When he was three, he loved to dress up as a firefighter and the vacuum hose was his favorite accessory. Sounds of toy firetrucks and sirens were common at our house. There were two large firetrucks, and a line of smaller firetrucks, like a family, which he would line up in descending order of size. Common book choices were about fires and firetrucks.
His Spiderman costume was his favorite costume the next year, and he would wear it to climb up door jams. He would walk his way up a door jam, with one foot on either side. At the top, he took away both hands from the sides of the door while his feet supported him. Next, he held the sides with his arms while he clapped his feet. In a dramatic finish, he dropped to the soft carpet below, triumphant, the stuffed muscles of his costume bulging at the arms and chest.
Seeing Paige learn to play the piano first, Daniel matched her songs by composing one of his own. His first composition was meant to be scary. He played the same notes in a minor key beginning at the bottom of the keyboard, moving up the octaves all the way to the top. When Paige performed her songs for others, he made sure to play his song, too.
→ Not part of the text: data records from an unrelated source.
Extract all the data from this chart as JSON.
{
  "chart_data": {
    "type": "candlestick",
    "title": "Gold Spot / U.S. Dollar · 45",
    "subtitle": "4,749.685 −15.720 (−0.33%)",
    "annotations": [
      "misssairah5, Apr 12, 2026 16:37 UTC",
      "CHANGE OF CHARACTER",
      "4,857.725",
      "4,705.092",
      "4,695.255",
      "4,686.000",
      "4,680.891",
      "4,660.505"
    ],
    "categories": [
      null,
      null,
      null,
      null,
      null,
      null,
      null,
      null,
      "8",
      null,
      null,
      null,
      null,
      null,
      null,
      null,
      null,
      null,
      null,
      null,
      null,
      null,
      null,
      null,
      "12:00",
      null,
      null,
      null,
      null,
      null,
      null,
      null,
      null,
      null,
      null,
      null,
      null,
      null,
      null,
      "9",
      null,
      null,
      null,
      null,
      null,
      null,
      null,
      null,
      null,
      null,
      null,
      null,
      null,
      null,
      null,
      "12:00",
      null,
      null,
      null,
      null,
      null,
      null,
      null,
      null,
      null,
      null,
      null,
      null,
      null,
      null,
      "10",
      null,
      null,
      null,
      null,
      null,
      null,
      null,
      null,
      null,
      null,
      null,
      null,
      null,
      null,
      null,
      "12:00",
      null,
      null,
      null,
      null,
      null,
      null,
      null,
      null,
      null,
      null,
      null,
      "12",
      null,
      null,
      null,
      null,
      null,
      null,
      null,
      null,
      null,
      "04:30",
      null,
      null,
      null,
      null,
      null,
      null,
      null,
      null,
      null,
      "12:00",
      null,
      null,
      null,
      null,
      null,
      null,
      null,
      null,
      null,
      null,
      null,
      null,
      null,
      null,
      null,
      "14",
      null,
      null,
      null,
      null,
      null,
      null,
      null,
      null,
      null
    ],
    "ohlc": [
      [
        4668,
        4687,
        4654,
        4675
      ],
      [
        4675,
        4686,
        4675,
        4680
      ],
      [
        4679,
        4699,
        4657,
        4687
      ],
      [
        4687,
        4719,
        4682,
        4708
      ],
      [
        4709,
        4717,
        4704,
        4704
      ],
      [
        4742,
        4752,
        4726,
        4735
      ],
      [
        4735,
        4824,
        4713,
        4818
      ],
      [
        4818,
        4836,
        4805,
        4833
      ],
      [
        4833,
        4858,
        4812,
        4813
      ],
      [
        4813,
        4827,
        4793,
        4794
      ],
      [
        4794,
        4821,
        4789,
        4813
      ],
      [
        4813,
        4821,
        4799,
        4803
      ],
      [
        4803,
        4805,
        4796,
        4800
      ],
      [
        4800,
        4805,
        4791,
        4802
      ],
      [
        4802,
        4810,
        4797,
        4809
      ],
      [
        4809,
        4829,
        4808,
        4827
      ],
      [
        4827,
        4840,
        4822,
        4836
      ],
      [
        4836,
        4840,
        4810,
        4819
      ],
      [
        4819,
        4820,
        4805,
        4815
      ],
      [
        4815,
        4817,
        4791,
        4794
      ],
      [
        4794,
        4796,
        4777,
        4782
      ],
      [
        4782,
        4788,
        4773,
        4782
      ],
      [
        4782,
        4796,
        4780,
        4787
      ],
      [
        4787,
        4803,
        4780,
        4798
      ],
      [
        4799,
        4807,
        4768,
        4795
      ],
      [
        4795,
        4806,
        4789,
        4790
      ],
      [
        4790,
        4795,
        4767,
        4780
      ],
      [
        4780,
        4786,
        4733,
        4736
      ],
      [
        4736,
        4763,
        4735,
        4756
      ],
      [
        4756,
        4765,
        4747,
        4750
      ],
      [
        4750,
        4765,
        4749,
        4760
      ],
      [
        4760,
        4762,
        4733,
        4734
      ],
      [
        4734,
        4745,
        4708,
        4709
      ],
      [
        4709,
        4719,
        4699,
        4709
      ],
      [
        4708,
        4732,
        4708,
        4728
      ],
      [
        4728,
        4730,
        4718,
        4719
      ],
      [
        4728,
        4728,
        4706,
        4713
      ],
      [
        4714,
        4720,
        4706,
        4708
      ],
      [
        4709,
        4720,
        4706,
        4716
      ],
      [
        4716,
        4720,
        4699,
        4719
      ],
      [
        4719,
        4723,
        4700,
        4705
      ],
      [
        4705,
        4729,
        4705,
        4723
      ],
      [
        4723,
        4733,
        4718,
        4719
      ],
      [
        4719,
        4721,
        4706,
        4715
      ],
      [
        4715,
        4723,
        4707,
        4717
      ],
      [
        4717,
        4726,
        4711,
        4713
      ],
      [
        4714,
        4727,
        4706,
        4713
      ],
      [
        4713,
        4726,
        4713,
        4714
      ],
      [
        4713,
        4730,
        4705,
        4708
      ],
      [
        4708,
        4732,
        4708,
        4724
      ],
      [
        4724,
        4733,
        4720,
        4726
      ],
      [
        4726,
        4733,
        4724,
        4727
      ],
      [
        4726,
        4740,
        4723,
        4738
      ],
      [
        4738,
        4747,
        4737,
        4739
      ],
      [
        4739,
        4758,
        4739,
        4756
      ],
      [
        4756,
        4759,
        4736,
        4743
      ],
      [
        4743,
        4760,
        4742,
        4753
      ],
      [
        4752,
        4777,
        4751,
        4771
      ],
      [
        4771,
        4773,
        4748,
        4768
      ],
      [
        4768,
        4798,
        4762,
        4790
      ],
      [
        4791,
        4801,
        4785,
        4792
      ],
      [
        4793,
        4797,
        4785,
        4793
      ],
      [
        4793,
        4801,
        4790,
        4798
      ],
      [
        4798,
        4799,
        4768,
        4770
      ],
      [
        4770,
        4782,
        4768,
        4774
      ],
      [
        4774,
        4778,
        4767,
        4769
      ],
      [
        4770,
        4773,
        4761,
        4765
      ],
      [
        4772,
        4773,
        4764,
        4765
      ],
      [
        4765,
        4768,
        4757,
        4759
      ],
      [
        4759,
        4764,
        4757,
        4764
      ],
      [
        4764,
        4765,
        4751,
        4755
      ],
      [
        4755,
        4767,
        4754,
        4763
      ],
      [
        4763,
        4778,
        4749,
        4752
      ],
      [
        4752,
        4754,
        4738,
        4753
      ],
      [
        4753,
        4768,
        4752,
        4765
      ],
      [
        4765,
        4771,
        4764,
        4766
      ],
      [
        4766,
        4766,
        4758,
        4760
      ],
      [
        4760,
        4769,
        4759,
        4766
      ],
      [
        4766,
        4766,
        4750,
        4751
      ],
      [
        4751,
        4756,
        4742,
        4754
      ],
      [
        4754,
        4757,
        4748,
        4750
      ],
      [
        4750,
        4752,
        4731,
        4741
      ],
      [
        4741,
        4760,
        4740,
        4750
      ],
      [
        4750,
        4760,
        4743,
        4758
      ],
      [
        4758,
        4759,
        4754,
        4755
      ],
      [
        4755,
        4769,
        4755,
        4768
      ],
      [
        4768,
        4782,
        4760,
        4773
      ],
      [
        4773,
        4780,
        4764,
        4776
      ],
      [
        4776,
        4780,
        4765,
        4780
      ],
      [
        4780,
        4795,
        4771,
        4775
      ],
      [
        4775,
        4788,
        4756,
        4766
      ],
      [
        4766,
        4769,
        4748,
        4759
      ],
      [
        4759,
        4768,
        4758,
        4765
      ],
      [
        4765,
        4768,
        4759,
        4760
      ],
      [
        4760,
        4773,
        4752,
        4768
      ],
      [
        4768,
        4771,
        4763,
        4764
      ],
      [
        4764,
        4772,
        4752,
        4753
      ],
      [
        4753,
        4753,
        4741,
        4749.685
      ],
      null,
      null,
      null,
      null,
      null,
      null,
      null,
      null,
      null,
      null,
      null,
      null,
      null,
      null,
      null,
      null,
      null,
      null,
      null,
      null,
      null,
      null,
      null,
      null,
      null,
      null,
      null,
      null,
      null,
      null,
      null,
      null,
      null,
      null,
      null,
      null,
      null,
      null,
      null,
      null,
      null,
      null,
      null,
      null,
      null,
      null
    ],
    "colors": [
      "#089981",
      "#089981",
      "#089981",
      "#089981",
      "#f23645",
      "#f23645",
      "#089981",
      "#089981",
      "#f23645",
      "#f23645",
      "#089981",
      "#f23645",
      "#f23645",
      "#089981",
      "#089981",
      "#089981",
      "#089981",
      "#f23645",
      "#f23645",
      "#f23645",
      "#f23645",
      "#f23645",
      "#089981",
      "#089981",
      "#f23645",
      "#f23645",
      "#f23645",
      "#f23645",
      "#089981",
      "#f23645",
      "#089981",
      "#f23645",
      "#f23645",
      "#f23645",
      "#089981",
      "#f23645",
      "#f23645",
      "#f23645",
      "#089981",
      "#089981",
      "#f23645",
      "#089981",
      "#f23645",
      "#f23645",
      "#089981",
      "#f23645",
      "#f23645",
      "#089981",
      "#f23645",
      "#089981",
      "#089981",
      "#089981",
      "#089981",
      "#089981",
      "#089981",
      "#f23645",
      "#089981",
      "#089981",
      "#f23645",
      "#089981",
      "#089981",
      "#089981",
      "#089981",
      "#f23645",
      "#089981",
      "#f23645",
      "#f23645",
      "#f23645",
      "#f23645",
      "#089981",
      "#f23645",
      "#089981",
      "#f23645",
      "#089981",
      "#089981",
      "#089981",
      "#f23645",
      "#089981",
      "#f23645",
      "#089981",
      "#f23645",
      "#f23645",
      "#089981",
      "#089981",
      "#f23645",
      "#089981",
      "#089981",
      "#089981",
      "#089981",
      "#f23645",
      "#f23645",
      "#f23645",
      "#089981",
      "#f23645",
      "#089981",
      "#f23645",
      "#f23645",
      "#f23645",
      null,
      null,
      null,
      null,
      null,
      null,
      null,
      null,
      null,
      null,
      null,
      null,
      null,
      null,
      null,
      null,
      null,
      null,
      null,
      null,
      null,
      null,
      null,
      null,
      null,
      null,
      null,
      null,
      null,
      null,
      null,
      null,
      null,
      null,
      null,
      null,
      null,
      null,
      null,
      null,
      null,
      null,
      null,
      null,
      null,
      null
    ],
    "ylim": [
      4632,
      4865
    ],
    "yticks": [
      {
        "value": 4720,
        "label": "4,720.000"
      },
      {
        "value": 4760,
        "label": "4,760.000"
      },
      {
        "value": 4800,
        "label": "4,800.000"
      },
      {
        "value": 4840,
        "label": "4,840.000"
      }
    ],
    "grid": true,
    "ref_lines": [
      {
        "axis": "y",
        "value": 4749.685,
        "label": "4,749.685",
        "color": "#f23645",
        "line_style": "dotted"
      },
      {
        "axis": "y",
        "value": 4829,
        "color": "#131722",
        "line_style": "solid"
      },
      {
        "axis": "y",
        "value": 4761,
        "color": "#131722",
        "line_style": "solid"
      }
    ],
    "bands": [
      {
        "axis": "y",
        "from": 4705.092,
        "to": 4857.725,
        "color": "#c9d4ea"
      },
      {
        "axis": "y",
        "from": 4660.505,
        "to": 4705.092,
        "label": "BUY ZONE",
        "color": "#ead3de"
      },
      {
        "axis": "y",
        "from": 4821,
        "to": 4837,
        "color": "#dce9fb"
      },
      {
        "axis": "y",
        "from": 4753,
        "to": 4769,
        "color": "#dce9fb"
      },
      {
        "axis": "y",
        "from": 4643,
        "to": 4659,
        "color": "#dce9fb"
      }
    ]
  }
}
Here was our first glimpse of him as a showy piano performer.
We gave him some PVC pipe, cut in short sections, complete with T and L-shaped connectors so he could build “machines” with them when he was three-years-old. Sometimes he would choose our largest room and set up an intricate machine spanning the length of the room. He incorporated not only pipes, but vacuum hoses in his designs. Everything was connected and had a purpose. I remember sitting down with him at his desk and teaching him about basic machines when he was about four-years-old and he memorized everything, with his blue eyes wide open. Levers, wheels and axles, pulleys, inclined planes, and screws were incorporated in his creations from then on. He was a natural engineer. Coming into his room was like walking into a cluttered laboratory, full of his inventions. We bought an 8-foot long banquet table for school work, which we ended up giving to him for his projects. At any time, this table would have dozens of Lego buildings, piles of collections, trains, and puzzles mixed together. He liked to listen to music as he worked on his projects, and his tastes ranged from kid CD’s to Mariachi band music.
Daniel was Daniel from the start: temperament, interests, intellect, and abilities all showed themselves when he was very young. We marveled that he could do so much.